In this context, the MES offers multi-source and multi-media interconnectivity, a necessary basis for the digitalisation of industrial processes. Interfaced with all connected production means, the MES guides and reacts instantaneously to the workshop’s activities. It is the central point for all the execution data, responsible for transmitting the right information at the right time, both to the men (digitised work instructions, requested traceability, progress of OFs, etc.) and to the machines (start/stop, machining parameters, part status, etc.).

The MES creates this digital link missing from the industrial ecosystem.

It also ensures continuity between ERP data and workshop operations through a complete digital chain, from the creation of the Manufacturing Order (MO) to the final product.
By capitalising all production data in real time, the MES provides a view of the stock and output of the OFs with a granularity of around one minute.

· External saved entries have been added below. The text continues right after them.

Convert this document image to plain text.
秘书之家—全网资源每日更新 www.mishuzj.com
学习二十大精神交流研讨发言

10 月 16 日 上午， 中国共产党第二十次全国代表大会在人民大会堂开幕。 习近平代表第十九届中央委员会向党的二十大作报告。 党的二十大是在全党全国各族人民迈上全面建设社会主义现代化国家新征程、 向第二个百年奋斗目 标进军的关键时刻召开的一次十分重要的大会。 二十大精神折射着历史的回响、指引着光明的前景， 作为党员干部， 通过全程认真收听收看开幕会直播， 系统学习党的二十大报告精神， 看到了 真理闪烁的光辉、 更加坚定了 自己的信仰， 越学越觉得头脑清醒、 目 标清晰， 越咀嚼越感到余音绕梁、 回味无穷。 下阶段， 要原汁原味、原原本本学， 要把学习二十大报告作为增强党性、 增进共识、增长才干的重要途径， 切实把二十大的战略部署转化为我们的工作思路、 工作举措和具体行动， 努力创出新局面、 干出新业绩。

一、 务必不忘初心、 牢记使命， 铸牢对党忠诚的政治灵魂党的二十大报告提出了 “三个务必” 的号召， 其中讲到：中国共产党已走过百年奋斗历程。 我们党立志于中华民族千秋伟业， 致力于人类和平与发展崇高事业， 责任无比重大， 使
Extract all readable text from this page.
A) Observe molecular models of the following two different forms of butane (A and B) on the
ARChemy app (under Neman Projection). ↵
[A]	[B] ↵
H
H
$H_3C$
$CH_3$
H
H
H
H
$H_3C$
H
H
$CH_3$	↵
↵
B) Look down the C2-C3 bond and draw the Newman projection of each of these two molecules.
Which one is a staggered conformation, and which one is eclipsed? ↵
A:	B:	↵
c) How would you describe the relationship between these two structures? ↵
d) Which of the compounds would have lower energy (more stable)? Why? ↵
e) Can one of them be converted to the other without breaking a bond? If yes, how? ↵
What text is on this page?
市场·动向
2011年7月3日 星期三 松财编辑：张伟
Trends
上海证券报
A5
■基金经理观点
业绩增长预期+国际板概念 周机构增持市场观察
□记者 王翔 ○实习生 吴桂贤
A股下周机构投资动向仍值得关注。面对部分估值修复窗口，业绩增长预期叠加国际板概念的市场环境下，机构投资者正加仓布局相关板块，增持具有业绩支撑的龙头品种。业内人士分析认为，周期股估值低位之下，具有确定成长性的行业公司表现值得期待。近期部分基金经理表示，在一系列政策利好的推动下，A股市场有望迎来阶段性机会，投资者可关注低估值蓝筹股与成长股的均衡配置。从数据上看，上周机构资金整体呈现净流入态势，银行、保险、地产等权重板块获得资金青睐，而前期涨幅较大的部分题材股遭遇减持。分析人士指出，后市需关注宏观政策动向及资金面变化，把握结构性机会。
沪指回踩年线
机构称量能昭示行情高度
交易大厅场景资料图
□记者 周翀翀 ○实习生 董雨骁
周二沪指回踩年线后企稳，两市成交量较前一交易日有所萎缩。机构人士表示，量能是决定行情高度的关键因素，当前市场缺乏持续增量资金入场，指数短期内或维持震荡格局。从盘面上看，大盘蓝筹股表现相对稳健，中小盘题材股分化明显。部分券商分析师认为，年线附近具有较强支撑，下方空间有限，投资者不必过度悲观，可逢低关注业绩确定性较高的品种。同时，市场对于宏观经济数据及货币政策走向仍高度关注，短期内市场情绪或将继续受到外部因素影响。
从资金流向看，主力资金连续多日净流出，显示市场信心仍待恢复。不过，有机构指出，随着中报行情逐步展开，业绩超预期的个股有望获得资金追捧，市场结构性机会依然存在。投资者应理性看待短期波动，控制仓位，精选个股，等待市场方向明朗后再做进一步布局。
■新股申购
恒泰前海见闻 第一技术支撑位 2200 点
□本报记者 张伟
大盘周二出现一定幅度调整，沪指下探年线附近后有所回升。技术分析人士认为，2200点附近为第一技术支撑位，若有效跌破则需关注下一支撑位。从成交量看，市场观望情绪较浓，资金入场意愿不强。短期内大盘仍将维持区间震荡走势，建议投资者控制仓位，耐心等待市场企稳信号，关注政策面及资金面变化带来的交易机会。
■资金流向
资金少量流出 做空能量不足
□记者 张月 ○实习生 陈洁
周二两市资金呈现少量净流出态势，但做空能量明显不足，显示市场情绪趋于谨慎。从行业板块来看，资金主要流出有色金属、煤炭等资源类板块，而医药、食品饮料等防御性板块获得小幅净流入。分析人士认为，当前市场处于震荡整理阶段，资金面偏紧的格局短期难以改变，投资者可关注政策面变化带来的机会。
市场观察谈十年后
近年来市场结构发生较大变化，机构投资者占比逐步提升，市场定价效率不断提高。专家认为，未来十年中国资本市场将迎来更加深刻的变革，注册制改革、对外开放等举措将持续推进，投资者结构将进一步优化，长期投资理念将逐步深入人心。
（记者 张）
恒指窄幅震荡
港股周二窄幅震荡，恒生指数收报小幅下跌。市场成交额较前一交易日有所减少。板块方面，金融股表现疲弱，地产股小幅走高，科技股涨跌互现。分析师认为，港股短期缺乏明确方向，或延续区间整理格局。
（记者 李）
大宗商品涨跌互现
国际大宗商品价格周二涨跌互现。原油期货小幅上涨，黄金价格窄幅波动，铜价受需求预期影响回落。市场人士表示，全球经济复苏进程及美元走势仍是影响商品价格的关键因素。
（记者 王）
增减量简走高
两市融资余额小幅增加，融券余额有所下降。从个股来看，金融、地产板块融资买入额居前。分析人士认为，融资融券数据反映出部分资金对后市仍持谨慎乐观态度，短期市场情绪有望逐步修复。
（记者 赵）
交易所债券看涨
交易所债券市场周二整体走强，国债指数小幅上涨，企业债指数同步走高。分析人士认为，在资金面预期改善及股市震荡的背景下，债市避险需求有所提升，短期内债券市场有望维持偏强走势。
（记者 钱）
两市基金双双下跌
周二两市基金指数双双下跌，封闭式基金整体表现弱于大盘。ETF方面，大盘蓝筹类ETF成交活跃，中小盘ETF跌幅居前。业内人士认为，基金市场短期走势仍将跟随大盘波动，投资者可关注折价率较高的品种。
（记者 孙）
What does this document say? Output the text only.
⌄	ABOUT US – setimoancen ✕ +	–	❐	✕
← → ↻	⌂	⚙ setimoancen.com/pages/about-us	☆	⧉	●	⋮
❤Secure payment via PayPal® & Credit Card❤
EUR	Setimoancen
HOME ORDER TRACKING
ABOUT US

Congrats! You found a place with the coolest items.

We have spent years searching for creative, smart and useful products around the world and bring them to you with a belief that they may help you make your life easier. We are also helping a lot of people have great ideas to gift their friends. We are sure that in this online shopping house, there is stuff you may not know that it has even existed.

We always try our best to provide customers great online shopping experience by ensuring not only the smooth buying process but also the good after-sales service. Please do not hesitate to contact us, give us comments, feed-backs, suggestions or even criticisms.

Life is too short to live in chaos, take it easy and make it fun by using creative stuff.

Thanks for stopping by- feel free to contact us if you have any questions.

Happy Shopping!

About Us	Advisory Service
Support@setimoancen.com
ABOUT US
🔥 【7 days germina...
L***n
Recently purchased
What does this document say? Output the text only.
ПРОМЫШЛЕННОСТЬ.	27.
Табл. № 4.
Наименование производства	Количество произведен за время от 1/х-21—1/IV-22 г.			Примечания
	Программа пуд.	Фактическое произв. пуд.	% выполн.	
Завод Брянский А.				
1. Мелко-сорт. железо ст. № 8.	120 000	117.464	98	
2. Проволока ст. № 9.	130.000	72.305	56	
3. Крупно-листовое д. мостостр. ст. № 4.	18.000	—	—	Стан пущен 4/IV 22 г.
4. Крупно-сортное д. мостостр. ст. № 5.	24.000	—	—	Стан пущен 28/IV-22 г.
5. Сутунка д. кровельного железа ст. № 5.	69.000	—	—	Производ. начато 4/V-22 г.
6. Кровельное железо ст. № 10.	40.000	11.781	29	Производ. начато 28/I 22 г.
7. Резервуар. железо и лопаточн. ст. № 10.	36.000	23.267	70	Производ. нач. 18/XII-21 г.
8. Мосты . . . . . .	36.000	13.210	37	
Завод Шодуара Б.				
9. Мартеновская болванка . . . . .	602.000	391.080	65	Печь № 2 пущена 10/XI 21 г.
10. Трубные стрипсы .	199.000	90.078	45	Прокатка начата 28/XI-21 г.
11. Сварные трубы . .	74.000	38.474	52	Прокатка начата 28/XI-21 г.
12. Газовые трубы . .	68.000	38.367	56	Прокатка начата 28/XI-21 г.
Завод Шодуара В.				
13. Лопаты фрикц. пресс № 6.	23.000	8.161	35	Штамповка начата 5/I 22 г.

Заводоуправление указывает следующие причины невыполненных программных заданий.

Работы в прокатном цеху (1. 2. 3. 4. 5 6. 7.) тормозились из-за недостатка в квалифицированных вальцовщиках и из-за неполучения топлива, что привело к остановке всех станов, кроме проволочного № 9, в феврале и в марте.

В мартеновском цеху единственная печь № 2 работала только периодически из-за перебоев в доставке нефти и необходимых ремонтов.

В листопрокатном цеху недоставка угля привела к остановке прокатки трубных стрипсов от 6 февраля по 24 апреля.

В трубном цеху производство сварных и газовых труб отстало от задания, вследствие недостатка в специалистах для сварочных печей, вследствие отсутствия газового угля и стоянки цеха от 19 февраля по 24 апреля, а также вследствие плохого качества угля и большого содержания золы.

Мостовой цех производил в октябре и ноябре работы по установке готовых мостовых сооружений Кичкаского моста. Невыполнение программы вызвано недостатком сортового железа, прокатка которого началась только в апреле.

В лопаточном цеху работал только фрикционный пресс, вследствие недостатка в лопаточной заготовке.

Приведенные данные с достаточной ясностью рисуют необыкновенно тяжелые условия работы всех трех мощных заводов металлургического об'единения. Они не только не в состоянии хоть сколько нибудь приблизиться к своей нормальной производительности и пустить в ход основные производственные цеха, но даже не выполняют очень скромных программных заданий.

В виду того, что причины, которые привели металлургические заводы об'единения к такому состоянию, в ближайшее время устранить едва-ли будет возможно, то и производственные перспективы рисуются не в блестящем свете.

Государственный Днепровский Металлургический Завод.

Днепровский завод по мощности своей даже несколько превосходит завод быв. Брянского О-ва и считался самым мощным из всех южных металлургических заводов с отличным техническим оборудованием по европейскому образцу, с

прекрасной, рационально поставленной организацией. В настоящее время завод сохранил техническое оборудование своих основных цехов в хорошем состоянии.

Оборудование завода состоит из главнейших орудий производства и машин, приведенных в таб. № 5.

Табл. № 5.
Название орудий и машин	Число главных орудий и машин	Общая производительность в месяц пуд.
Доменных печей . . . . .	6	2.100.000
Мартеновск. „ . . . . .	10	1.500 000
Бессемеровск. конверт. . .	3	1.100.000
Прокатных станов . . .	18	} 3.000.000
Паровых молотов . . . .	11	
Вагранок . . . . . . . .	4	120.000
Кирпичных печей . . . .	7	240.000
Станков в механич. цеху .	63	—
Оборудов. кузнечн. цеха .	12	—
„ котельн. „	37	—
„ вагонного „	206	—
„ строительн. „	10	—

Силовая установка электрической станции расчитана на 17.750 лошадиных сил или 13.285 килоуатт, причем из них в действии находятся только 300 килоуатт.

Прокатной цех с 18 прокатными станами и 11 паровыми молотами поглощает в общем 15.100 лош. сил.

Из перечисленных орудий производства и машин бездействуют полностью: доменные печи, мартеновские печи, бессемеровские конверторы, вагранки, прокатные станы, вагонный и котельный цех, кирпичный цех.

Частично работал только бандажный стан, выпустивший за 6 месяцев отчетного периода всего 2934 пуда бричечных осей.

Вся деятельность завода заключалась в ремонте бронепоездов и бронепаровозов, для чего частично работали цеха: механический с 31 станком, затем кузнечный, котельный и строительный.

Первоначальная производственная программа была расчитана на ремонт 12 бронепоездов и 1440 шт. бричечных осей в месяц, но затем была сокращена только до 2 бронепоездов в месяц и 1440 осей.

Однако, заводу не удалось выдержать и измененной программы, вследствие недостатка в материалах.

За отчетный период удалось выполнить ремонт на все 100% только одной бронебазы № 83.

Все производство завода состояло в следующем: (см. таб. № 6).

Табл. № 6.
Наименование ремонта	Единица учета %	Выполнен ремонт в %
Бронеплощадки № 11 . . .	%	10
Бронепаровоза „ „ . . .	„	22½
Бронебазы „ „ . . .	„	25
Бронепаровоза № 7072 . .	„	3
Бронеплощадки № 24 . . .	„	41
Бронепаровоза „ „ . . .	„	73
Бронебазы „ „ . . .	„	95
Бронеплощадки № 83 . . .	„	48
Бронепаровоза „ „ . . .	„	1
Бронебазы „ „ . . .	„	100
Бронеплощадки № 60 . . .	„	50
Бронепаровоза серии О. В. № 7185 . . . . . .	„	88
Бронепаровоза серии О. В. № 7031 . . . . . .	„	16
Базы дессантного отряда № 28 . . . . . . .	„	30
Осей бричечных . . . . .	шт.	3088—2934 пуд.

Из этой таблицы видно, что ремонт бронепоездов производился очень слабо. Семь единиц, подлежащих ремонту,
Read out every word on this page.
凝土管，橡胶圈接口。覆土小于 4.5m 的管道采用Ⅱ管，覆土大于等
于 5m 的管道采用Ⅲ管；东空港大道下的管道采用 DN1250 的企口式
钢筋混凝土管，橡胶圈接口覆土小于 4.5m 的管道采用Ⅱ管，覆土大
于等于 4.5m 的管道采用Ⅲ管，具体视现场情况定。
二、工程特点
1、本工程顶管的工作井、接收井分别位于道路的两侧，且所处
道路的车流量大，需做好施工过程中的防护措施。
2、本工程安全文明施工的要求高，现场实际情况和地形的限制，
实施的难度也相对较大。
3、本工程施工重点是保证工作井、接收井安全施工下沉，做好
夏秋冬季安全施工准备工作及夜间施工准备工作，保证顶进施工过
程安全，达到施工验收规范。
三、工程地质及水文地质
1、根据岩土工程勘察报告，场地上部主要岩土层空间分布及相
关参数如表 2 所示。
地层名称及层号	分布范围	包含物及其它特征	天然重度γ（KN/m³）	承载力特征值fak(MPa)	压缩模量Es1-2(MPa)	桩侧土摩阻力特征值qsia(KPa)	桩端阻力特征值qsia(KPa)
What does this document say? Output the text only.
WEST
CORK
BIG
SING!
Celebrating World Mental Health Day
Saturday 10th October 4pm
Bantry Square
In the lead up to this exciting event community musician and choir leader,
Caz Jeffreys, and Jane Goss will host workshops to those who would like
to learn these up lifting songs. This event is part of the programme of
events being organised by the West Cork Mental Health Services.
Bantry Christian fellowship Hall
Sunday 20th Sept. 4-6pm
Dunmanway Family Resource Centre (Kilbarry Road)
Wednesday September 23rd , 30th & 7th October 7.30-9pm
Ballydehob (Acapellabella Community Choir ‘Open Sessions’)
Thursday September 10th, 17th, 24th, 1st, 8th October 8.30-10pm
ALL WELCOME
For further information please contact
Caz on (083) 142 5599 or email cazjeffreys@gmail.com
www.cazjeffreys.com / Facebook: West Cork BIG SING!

For all these reasons, the MES is the complementary tool par excellence to the ERP.

The MES software links the ERP and the workshop
The MES software is the link between the ERP and the workshop.

2.3 M.E.S Qualaxy

Infodream’s Qual@xy Suite, the MES developed by Infodream, is capable of exchanging data with most existing industrial systems via Application Programming Interfaces (APIs) or with connected instruments such as a screwdriver, hand shower, printer, etc.

For these exchanges, it uses standard communication protocols.

This short video shows that the torque and tightening angle of the screwdriver are automatically and instantaneously entered into the MES Qualaxy software.

3/ The 3 keys to a successful Big Data strategy

In production, there are numerous possibilities for using Big Data. It therefore makes sense to determine beforehand where to start. Here are three good practices for an effective approach:

3.1 Putting people at the centre

When it comes to collecting and analysing data, technology is obviously important. But in the end, the value of technology has a direct correlation with the skills of the people using the technology and analysing the data. This means that you may need to bring in people with the knowledge and mindset to tackle the challenges of Big Data, or ensure that the solution you choose will be able to provide meaningful data that is understandable to different users.

3.2 Define clear objectives

The most important question you should continually ask yourself when developing a strategy is: “what is our main objective? This question will help you determine what types of operations or data from the supply chain you will need to collect and analyse to achieve your objectives, and where to store them.

3.3 Start with an area where you have problems

Since there are many potential opportunities, it is not advisable to complicate matters. Start with problems that are obvious to correct (such as production losses for example) and for which you do not clearly understand the developments and causes.